Paris knife attack puts question mark on Olympics bid
04 Feb 2017
On a day Paris Olympic bid leaders wanted to show off the French capital, a knife attack on a soldier raised more security questions about the city's ability to stage the 2024 Games in a safe atmosphere.
News of the attack outside the Louvre Museum on Friday broke hours before bid officials hosted a ceremony near the Eiffel Tower to coincide with the final submission of their 110-page dossier to the International Olympic Committee.
Despite the joyful atmosphere at the Musee de l'Homme, the morning assault, the latest in a wave of attacks that has left more than 200 people dead in the country over the past two years, again highlighted the threat hanging over the country.
In an interview with The Associated Press, a member of French parliament who wrote a report on the fight against terror warned that France will likely be targeted again.
"We are facing a persistent threat, and instability will last for at least one generation,'' Sebastien Pietrasanta said.
Bid officials, however, claim Paris has the experience to organize and protect major events, often citing soccer's European Championship last year as an example despite troubles caused by hooligans in Marseille and a deadly truck attack in Nice that killed 86 people four days after the tournament final.
"This morning's incident highlighted our security forces' ability to react very quickly,'' Prime Minister Bernard Cazeneuve said at the bid presentation.

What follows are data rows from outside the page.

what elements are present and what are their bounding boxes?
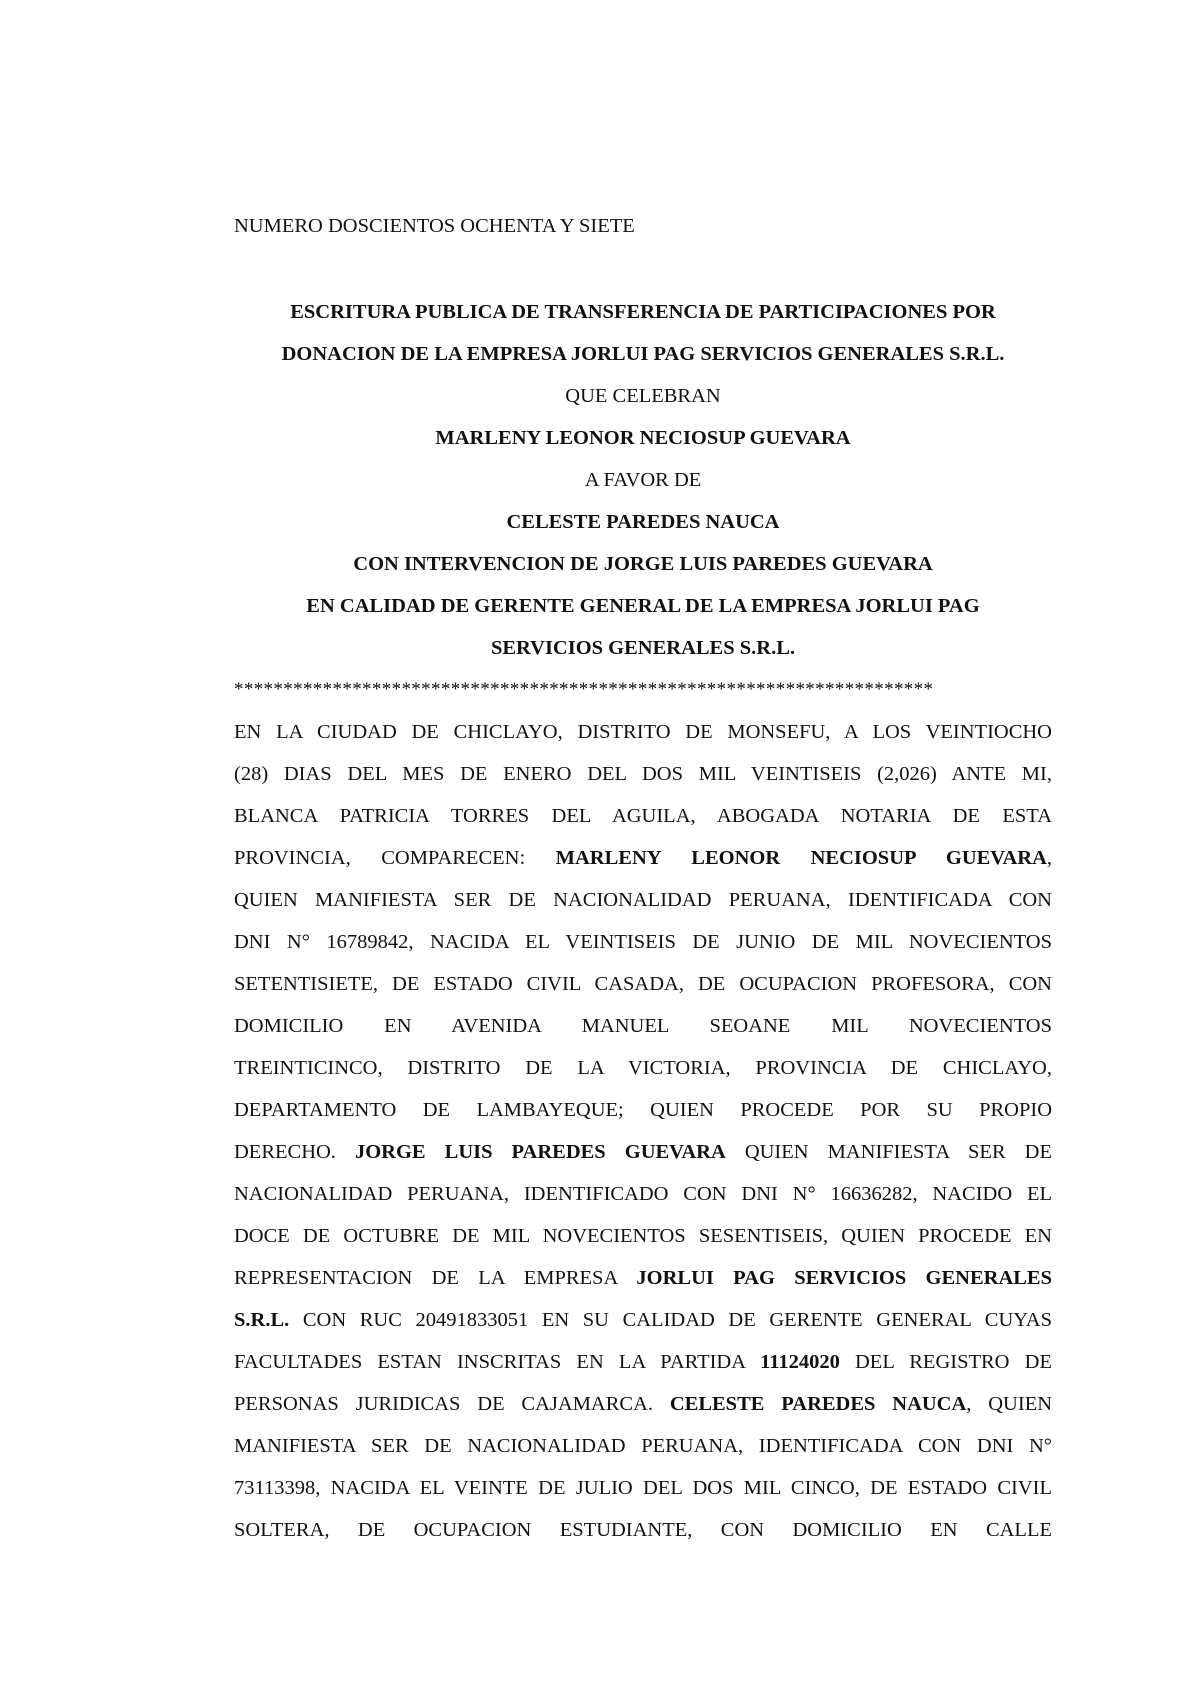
body-line-5: QUIEN MANIFIESTA SER DE NACIONALIDAD PERUANA, IDENTIFICADA CON: [234, 889, 1052, 911]
title-line-2: DONACION DE LA EMPRESA JORLUI PAG SERVICIOS GENERALES S.R.L.: [281, 343, 1005, 365]
body-line-6: DNI N° 16789842, NACIDA EL VEINTISEIS DE JUNIO DE MIL NOVECIENTOS: [234, 931, 1052, 953]
company-suffix-inline: S.R.L.: [234, 1309, 290, 1331]
body-line-8: DOMICILIO EN AVENIDA MANUEL SEOANE MIL NOVECIENTOS: [234, 1015, 1052, 1037]
body-line-12: NACIONALIDAD PERUANA, IDENTIFICADO CON DNI N° 16636282, NACIDO EL: [234, 1183, 1052, 1205]
body-line-17-text: PERSONAS JURIDICAS DE CAJAMARCA.: [234, 1393, 654, 1415]
que-celebran-line: QUE CELEBRAN: [565, 385, 721, 407]
separator-line: ***********************************************************************: [234, 679, 934, 700]
a-favor-de-line: A FAVOR DE: [584, 469, 702, 491]
manager-name-inline: JORGE LUIS PAREDES GUEVARA: [354, 1141, 726, 1163]
intervention-line-1: CON INTERVENCION DE JORGE LUIS PAREDES GUEVARA: [353, 553, 933, 575]
body-line-3: BLANCA PATRICIA TORRES DEL AGUILA, ABOGADA NOTARIA DE ESTA: [234, 805, 1052, 827]
intervention-line-3: SERVICIOS GENERALES S.R.L.: [490, 637, 796, 659]
body-line-4-text: PROVINCIA, COMPARECEN:: [234, 847, 526, 869]
donor-name-inline: MARLENY LEONOR NECIOSUP GUEVARA: [555, 847, 1047, 869]
document-number: NUMERO DOSCIENTOS OCHENTA Y SIETE: [234, 215, 635, 237]
body-line-17-tail: , QUIEN: [966, 1393, 1052, 1415]
body-line-13: DOCE DE OCTUBRE DE MIL NOVECIENTOS SESENTISEIS, QUIEN PROCEDE EN: [234, 1225, 1052, 1247]
body-line-14-text: REPRESENTACION DE LA EMPRESA: [234, 1267, 618, 1289]
body-line-1: EN LA CIUDAD DE CHICLAYO, DISTRITO DE MONSEFU, A LOS VEINTIOCHO: [234, 721, 1052, 743]
company-name-inline: JORLUI PAG SERVICIOS GENERALES: [636, 1267, 1052, 1289]
body-line-16-tail: DEL REGISTRO DE: [855, 1351, 1052, 1373]
body-line-4-comma: ,: [1046, 847, 1052, 869]
body-line-10: DEPARTAMENTO DE LAMBAYEQUE; QUIEN PROCEDE POR SU PROPIO: [234, 1099, 1052, 1121]
body-line-17: [234, 1384, 1052, 1424]
body-line-9: TREINTICINCO, DISTRITO DE LA VICTORIA, PROVINCIA DE CHICLAYO,: [234, 1057, 1052, 1079]
body-line-14: [234, 1258, 1052, 1298]
body-line-15-text: CON RUC 20491833051 EN SU CALIDAD DE GERENTE GENERAL CUYAS: [302, 1309, 1052, 1331]
recipient-name: CELESTE PAREDES NAUCA: [506, 511, 780, 533]
body-line-19: 73113398, NACIDA EL VEINTE DE JULIO DEL DOS MIL CINCO, DE ESTADO CIVIL: [234, 1477, 1052, 1499]
intervention-line-2: EN CALIDAD DE GERENTE GENERAL DE LA EMPRESA JORLUI PAG: [306, 595, 980, 617]
body-line-11: [234, 1132, 1052, 1172]
title-line-1: ESCRITURA PUBLICA DE TRANSFERENCIA DE PARTICIPACIONES POR: [290, 301, 996, 323]
body-line-4: [234, 838, 1052, 878]
registry-number-inline: 11124020: [760, 1351, 840, 1373]
body-line-2: (28) DIAS DEL MES DE ENERO DEL DOS MIL VEINTISEIS (2,026) ANTE MI,: [234, 763, 1052, 785]
body-line-11-text: DERECHO.: [234, 1141, 336, 1163]
body-line-16-text: FACULTADES ESTAN INSCRITAS EN LA PARTIDA: [234, 1351, 745, 1373]
body-line-16: [234, 1342, 1052, 1382]
recipient-name-inline: CELESTE PAREDES NAUCA: [669, 1393, 967, 1415]
donor-name: MARLENY LEONOR NECIOSUP GUEVARA: [435, 427, 851, 449]
body-line-7: SETENTISIETE, DE ESTADO CIVIL CASADA, DE OCUPACION PROFESORA, CON: [234, 973, 1052, 995]
body-line-18: MANIFIESTA SER DE NACIONALIDAD PERUANA, IDENTIFICADA CON DNI N°: [234, 1435, 1052, 1457]
body-line-15: [234, 1300, 1052, 1340]
body-line-20: SOLTERA, DE OCUPACION ESTUDIANTE, CON DOMICILIO EN CALLE: [234, 1519, 1052, 1541]
body-line-11-tail: QUIEN MANIFIESTA SER DE: [744, 1141, 1052, 1163]
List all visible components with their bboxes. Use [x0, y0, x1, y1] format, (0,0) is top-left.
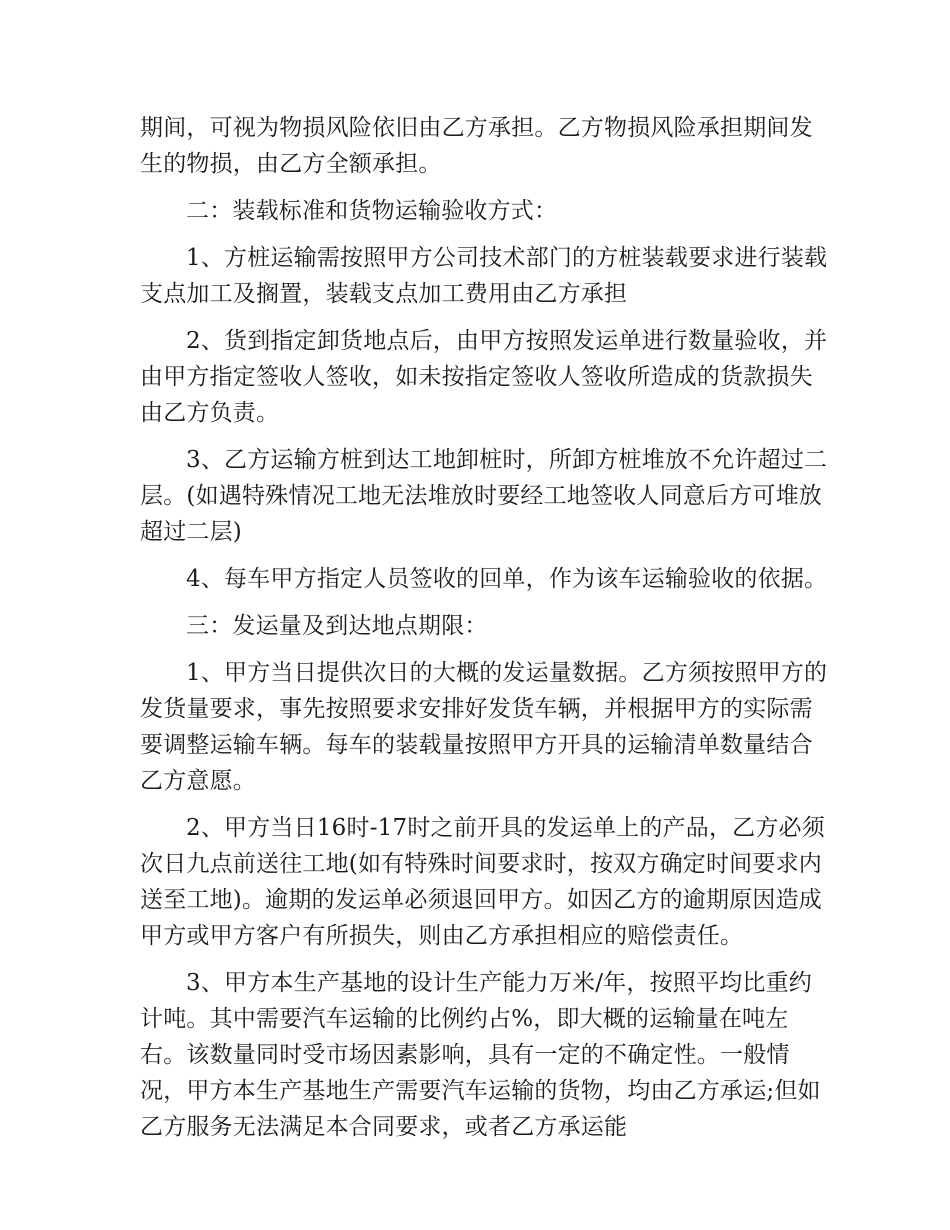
paragraph-clause-2-1: 1、方桩运输需按照甲方公司技术部门的方桩装载要求进行装载支点加工及搁置，装载支点加工费用由乙方承担 — [140, 245, 828, 307]
paragraph-clause-2-3: 3、乙方运输方桩到达工地卸桩时，所卸方桩堆放不允许超过二层。(如遇特殊情况工地无法堆放时要经工地签收人同意后方可堆放超过二层) — [140, 447, 828, 545]
paragraph-continuation: 期间，可视为物损风险依旧由乙方承担。乙方物损风险承担期间发生的物损，由乙方全额承担。 — [140, 115, 813, 177]
paragraph-clause-2-2: 2、货到指定卸货地点后，由甲方按照发运单进行数量验收，并由甲方指定签收人签收，如未按指定签收人签收所造成的货款损失由乙方负责。 — [140, 328, 828, 426]
paragraph-clause-2-4: 4、每车甲方指定人员签收的回单，作为该车运输验收的依据。 — [186, 566, 828, 592]
paragraph-clause-3-2: 2、甲方当日16时-17时之前开具的发运单上的产品，乙方必须次日九点前送往工地(如有特殊时间要求时，按双方确定时间要求内送至工地)。逾期的发运单必须退回甲方。如因乙方的逾期原因造成甲方或甲方客户有所损失，则由乙方承担相应的赔偿责任。 — [140, 815, 825, 949]
paragraph-clause-3-1: 1、甲方当日提供次日的大概的发运量数据。乙方须按照甲方的发货量要求，事先按照要求安排好发货车辆，并根据甲方的实际需要调整运输车辆。每车的装载量按照甲方开具的运输清单数量结合乙方意愿。 — [140, 660, 828, 794]
document-body — [140, 110, 830, 1156]
paragraph-clause-3-3: 3、甲方本生产基地的设计生产能力万米/年，按照平均比重约计吨。其中需要汽车运输的比例约占%，即大概的运输量在吨左右。该数量同时受市场因素影响，具有一定的不确定性。一般情况，甲方本生产基地生产需要汽车运输的货物，均由乙方承运;但如乙方服务无法满足本合同要求，或者乙方承运能 — [140, 970, 821, 1140]
section-heading-shipment-volume: 三：发运量及到达地点期限： — [186, 613, 488, 639]
section-heading-loading-standards: 二：装载标准和货物运输验收方式： — [186, 198, 558, 224]
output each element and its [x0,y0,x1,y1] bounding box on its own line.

Speaking outside the Louvre after the attack, Paris Mayor Anne Hidalgo, who later attended the ceremony alongside athletes and other bid leaders, said all major cities around the globe are under threat.
"In a context of a terror threat hanging over all big cities in the world, we witnessed the efficiency and the relevance of the security measures put in place in Paris,'' Hidalgo said.
International Olympic Committee President Thomas Bach was reassuring during a visit to Paris last year, saying France showed it can deal with security challenges during Euro 2016.
Aimed at touching a global audience, most of the presentation was made in English, and bid co-leader Tony Estanguet insisted Paris' vision for the Olympics was made of "passion and purpose.''
The climax of the presentation was a light show on the Eiffel Tower. The new slogan for the bid, "Made for Sharing,'' was projected on the tower, which was illuminated in blue, white and red.
Paris, which staged the Olympics in 1924, is competing against Budapest and Los Angeles. An IOC evaluation commission will visit Paris from 14-16 May. The IOC will choose the host city in September.
With existing infrastructure at the heart of their project, leaders of the Paris bid are promising limited spending and long-lasting benefits. The infrastructure budget for the games is expected to total €3 billion ($3.2 billion), with operational costs of €3.2 billion euros ($3.4 billion), and Paris bid documents state that 50 percent of tickets for the Olympics will cost less than 50 ($54).
More than 70 per cent of the venues exist, with a further 25 per cent being temporary structures. The main construction requirements for the bid include an aquatics center close to the Stade de France.
In an apparent jibe at Donald Trump's tough stance on immigration, Cazeneuve concluded his speech by praising the open-minded and tolerant ideal of the Paris bid.
"In France, from now and all the way until 2024, we shall actively open our arms to build friendship. We want to build bridges, not walls,'' Cazeneuve said.